Mali massacre

Jehadi groups like Al Mourabitoun, which struck in Mali killing close to 30 people, have had a free run in the region after the military campaign that toppled Muammar Qaddafi’s government in Libya.

Published : Nov 25, 2015 12:30 IST

People flee from Radisson Blu Hotel in Bamako, where terrorists struck, on November 20.

People flee from Radisson Blu Hotel in Bamako, where terrorists struck, on November 20.

Just a week after the heinous terror attack in Paris, a terror squad targeted a five-star hotel in Bamako, the capital of Mali. As many as 27 people, many of them foreigners, died in the attack on November 20. Twenty Indian nationals who were staying in the hotel escaped unhurt. But a person of Indian origin holding an American passport, Anita Ashok Datar, was among those killed. A local militant group, Al Mourabitoun, having links with Al Qaeda in the Maghreb (AQIM), has claimed responsibility for the attack. French Defence Minister Jean Yves Le Drian told the media that the notorious jehadi Mokhtar Benmokhtar was most probably the mastermind of the attack. Benmokhtar came to international attention for his role in the 2013 siege of an oil refinery in Algeria in which dozens of hostages, most of them foreigners, were killed. The Western media had on several occasions reported his death. But after every report of a successful drone attack on him, he has resurfaced dramatically.

Al Mourabitoun issued a statement after the attack on the hotel demanding that the Malian state release its supporters held in Bamako and stop military operations in the north of the country. This group has been roaming in the ungoverned desert areas bordering Libya, Mali and Niger unhindered for years. The military campaign in Libya, inspired by the French and “led from behind” by the United States, which toppled the secular government of Muammar Qaddafi, plunged the region into chaos, giving jehadi groups a free run.
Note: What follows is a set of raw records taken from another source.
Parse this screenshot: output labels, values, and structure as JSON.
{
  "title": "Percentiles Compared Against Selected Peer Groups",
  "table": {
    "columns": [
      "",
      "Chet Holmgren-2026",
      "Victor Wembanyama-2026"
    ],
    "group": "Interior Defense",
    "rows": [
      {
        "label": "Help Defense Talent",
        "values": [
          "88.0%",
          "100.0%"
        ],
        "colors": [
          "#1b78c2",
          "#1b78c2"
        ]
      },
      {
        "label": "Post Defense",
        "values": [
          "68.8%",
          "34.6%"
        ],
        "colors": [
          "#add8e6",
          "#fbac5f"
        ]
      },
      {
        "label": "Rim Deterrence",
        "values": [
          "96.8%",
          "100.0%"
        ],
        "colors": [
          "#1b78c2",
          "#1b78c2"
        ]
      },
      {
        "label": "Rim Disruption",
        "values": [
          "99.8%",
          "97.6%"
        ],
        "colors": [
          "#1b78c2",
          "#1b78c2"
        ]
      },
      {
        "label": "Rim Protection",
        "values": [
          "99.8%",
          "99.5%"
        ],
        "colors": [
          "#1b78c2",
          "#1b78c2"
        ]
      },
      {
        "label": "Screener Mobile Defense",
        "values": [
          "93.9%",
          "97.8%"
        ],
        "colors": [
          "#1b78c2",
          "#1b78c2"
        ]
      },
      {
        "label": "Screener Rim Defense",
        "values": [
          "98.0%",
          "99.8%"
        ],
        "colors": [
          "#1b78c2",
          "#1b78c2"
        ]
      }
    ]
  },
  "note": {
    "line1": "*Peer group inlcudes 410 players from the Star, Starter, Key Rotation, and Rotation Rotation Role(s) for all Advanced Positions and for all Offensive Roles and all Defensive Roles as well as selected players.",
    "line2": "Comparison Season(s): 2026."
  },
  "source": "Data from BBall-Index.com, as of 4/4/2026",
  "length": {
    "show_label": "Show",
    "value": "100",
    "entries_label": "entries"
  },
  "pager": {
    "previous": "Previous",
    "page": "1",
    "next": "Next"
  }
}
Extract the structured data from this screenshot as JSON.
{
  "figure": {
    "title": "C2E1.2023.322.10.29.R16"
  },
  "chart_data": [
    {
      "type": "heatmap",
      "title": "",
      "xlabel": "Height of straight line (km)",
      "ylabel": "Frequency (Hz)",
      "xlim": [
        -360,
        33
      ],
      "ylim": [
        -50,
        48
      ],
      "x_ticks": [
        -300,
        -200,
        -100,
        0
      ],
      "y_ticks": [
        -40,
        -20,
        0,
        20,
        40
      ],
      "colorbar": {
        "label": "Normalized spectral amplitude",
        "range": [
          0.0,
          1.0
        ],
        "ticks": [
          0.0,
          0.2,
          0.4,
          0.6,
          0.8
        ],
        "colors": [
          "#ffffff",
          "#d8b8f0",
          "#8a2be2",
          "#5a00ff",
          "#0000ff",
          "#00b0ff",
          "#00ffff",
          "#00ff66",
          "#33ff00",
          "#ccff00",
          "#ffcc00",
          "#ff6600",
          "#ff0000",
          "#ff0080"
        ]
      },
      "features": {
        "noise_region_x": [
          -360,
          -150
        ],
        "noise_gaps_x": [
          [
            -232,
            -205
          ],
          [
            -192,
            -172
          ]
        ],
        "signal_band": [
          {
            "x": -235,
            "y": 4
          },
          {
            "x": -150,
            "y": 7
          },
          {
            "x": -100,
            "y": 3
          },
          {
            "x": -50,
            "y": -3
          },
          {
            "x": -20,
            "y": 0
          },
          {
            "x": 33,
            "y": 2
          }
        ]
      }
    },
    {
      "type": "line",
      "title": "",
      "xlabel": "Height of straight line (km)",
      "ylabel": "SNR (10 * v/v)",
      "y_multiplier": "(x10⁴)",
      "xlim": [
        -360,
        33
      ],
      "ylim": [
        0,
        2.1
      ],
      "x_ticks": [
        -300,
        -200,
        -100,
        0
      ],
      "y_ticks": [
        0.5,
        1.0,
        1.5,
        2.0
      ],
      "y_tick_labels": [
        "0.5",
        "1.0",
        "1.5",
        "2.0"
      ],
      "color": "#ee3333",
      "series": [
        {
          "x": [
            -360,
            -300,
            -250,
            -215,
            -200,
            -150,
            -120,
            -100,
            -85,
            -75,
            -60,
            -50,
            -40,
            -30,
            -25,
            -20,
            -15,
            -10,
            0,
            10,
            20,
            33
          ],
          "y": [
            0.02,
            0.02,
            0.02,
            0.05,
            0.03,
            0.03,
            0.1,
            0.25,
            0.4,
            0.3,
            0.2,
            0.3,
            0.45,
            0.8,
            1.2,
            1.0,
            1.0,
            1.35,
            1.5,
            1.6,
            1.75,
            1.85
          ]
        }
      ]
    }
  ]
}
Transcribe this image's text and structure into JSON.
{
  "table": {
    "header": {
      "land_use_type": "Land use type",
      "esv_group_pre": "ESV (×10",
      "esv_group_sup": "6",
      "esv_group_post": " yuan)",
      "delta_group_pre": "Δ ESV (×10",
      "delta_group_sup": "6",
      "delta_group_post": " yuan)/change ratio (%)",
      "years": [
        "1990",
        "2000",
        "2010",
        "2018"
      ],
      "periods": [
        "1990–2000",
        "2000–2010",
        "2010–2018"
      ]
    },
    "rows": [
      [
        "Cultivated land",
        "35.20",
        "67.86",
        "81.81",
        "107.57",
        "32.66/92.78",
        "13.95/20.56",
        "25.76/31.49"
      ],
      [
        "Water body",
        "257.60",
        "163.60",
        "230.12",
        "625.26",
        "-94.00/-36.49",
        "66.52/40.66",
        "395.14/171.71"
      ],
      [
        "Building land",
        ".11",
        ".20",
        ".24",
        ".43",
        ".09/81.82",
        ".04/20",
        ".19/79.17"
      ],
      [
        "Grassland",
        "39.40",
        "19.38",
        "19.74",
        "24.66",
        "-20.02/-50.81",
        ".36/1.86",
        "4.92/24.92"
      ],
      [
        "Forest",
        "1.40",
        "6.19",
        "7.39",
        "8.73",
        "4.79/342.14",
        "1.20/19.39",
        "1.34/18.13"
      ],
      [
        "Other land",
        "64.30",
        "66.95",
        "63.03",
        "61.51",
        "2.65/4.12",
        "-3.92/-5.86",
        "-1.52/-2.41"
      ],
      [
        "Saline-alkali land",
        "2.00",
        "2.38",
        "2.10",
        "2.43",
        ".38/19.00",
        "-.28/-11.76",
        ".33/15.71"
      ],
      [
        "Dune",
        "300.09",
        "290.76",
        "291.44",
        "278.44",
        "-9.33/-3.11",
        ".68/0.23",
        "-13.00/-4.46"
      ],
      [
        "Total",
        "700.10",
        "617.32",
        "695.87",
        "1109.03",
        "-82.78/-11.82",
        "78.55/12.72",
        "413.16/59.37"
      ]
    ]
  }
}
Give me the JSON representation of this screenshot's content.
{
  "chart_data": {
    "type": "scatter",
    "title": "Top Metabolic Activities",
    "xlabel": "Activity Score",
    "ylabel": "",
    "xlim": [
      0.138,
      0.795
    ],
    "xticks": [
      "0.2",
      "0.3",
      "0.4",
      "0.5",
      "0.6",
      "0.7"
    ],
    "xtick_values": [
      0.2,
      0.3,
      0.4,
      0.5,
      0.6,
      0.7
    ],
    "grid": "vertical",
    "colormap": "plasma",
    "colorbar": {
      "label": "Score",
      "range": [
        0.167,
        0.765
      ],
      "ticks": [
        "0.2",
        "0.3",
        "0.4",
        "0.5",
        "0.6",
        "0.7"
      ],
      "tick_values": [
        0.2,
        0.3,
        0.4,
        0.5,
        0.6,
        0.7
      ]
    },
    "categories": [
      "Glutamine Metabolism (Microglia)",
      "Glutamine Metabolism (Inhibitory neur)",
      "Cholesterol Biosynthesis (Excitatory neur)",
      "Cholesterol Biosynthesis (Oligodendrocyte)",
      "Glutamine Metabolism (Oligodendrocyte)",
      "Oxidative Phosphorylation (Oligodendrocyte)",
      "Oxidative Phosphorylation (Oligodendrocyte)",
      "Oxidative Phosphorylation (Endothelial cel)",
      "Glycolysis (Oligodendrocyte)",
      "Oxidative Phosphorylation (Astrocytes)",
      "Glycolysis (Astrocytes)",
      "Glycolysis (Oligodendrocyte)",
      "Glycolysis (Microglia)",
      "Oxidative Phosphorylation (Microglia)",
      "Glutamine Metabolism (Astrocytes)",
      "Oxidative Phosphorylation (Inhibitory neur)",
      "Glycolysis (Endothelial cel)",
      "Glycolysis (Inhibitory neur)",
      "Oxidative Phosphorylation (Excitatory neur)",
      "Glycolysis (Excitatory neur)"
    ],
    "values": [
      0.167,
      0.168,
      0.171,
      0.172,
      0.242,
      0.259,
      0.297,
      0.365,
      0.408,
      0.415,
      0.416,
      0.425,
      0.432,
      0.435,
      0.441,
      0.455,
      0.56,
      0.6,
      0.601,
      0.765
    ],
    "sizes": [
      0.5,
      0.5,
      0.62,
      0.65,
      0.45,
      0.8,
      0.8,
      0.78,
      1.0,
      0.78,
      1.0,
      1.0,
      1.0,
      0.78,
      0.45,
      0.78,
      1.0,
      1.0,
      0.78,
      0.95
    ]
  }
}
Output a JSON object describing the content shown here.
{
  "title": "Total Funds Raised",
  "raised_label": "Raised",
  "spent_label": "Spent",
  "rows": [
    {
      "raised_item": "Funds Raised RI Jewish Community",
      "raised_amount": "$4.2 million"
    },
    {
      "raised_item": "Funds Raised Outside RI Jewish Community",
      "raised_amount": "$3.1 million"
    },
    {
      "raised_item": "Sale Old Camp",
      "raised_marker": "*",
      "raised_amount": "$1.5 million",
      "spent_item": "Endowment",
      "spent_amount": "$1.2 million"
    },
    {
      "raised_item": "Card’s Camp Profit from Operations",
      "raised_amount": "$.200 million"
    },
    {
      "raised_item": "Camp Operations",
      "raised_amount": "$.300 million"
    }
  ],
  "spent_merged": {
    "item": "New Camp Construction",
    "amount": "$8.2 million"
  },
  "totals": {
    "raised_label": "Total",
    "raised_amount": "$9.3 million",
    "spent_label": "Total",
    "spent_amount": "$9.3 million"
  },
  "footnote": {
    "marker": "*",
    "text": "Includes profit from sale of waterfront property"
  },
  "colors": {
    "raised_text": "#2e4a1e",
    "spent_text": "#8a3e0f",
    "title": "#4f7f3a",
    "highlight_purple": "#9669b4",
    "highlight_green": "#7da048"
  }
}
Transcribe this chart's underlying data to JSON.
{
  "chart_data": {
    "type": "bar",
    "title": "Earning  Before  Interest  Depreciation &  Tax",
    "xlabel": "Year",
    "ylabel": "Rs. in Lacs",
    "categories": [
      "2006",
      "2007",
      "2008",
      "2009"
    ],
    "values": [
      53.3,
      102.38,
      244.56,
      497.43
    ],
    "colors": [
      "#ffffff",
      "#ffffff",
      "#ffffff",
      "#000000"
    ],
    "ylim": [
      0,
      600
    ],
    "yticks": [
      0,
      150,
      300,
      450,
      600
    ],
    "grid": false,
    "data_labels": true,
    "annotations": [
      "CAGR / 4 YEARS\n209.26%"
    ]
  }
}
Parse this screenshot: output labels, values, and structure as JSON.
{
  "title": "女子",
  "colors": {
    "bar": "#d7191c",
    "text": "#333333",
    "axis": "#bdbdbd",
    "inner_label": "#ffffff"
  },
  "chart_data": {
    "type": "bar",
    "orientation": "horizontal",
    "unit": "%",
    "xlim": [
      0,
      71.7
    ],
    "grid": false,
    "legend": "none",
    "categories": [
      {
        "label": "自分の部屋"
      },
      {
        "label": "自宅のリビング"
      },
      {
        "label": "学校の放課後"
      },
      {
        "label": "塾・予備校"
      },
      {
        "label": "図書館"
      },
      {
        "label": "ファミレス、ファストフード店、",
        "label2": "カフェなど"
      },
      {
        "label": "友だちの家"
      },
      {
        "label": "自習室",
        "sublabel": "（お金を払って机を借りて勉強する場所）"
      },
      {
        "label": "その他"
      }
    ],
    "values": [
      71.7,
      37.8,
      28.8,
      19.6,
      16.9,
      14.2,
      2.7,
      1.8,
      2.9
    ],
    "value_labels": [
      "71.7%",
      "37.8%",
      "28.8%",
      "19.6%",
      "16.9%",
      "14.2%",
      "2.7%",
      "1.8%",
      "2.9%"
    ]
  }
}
The chaos and anarchy that gripped Libya soon spread into neighbouring Mali.

The Tuareg ethnic group, which has been long discriminated against in Mali, launched a revolt against the Central government. The Tuareg rebels, flush with weapons from Libya, in alliance with other militant groups, including those aligned with Al Qaeda, overran the north of the country and were threatening to march to the capital in 2012. It was French military intervention that saved the government and helped liberate the north of the country in 2013. The French have retained a strong military presence in the country ever since.

Since then, Bamako and other towns have been targeted by terrorists. Forty members of the United Nations’ peace-keeping mission in the country have been killed in skirmishes with rebel groups and terrorists in the past two years. There were smaller terror attacks earlier in the year on another hotel and a restaurant in Bamako. Hotels where U.N. forces are put up have been targeted in different parts of the country by rebel groups as well as terrorists. “We don’t want to scare our people, but we have already said that Mali will have to get used to situations like this,” President Ibrahim Baboucar Keita said after the latest terror attack.

From available indications, the Bamako attack was an Al Qaeda-inspired one aimed at reassuring its followers that it was still in business and was not being elbowed out by the Islamic State (I.S.). The credit for the attack on the Charlie Hebdo office in Paris in January this year was also claimed by the Al Qaeda branch in Yemen. Al Qaeda, meanwhile, has been accusing the I.S. of indulging in overkill and wanton cruelty. In the Paris attack, many Muslims were among those killed. After the Mali attack, Al Qaeda claimed that it took care to spare the Muslims among the hostages it had taken in the hotel. They were told to recite verses from the Quran and allowed to go. In the past couple of years it is the I.S. that has become more media savvy with its high-profile terror hits worldwide. The I.S. attack in Paris could have been part of the effort to show that it is a much more lethal and potent jehadi group than Al Qaeda.

Boko Haram, the most deadly

The spate of attacks in Mali in particular and West Africa in general has shown that the problem of terrorism has become intractable. The Boko Haram, which has its roots in northern Nigeria, has now outdone the I.S. and Al Qaeda in its brutality. It has spread into neighbouring countries. The Boko Haram has been accepted by the I.S. as an affiliate. In the third week of November, following the Paris attacks, the group staged a series of terrorist attacks killing more than a hundred people in the northern Nigerian towns of Yola and Kano. Kano was hit by two suicide bomb attacks in quick succession on November 17 and 18. The Global Terror Index released by the Washington-based Institute of Economics and Peace has dubbed the Boko Haram “the most deadly terrorist group in the world”. The report noted that the number of deaths caused by the group in 2014 was 6,644. The I.S. was responsible for the deaths of 6,073 people in the same year.